Muitos ACSs são contratados por meio de Organizações Não-Governamentais (ONGs) em contratos precários de apenas um ano, que não oferecem nenhuma estabilidade. Direitos como licença-maternidade e aposentadoria lhes são negados.

Mesmo excluindo-os de direitos, as mais variadas instâncias de Estado aplaudem os agentes por sua importância para a construção de um sistema de saúde baseado na atenção primária. Os mais recentes planos do governo dizem querer priorizar o acesso à saúde nas regiões rurais e isoladas. Contudo, os ACS vêm implementando tais práticas já há muitos anos, construindo laços com as comunidades e compartilhando informações de saúde valiosas, mesmo desconectados de outras partes do sistema de saúde.

De acordo com o Sindicato Nacional do Serviço Público e Trabalhadores Aliados (NUPSAW, na sigla em inglês), os ACS “cumprem um papel fundamental no acesso à atenção primária, especialmente em comunidades excluídas e distantes das clínicas e hospitais”.

Se a população e o movimento sanitário reconhecem a contribuição vital dos ACSs para a saúde pública da África do Sul, o mesmo não pode ser dito dos formuladores de políticas públicas. O National Health Insurance Act afirma que a atenção primária será o “coração” do novo sistema. No entanto, alerta Tinashe Njanji, “não há nenhum papel claro para os Agentes Comunitários de Saúde nele”, a despeito de sua importância evidente na garantia da atenção primária.
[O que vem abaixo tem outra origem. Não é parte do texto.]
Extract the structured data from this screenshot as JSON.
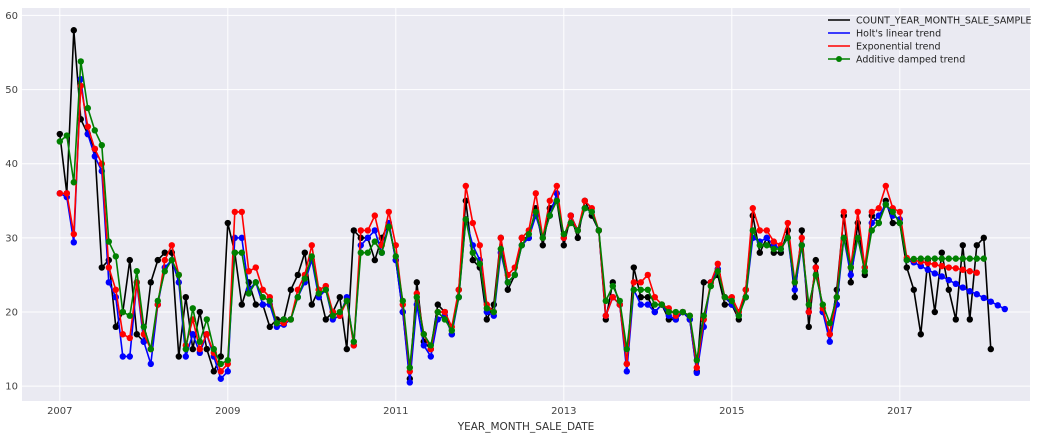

O governo só pode solucionar a situação integrando os ACS ao sistema de saúde formal e garantindo condições decentes de trabalho para todos os profissionais, sugere o NUPSAW. Essa abordagem teve êxito na província de Gauteng, que abandonou o modelo precário de contratações vigente no resto do país. Para estender essa conquista a todos os agentes, o sindicato já anunciou sua disposição de manter a mobilização, marcando novos protestos para as próximas semanas.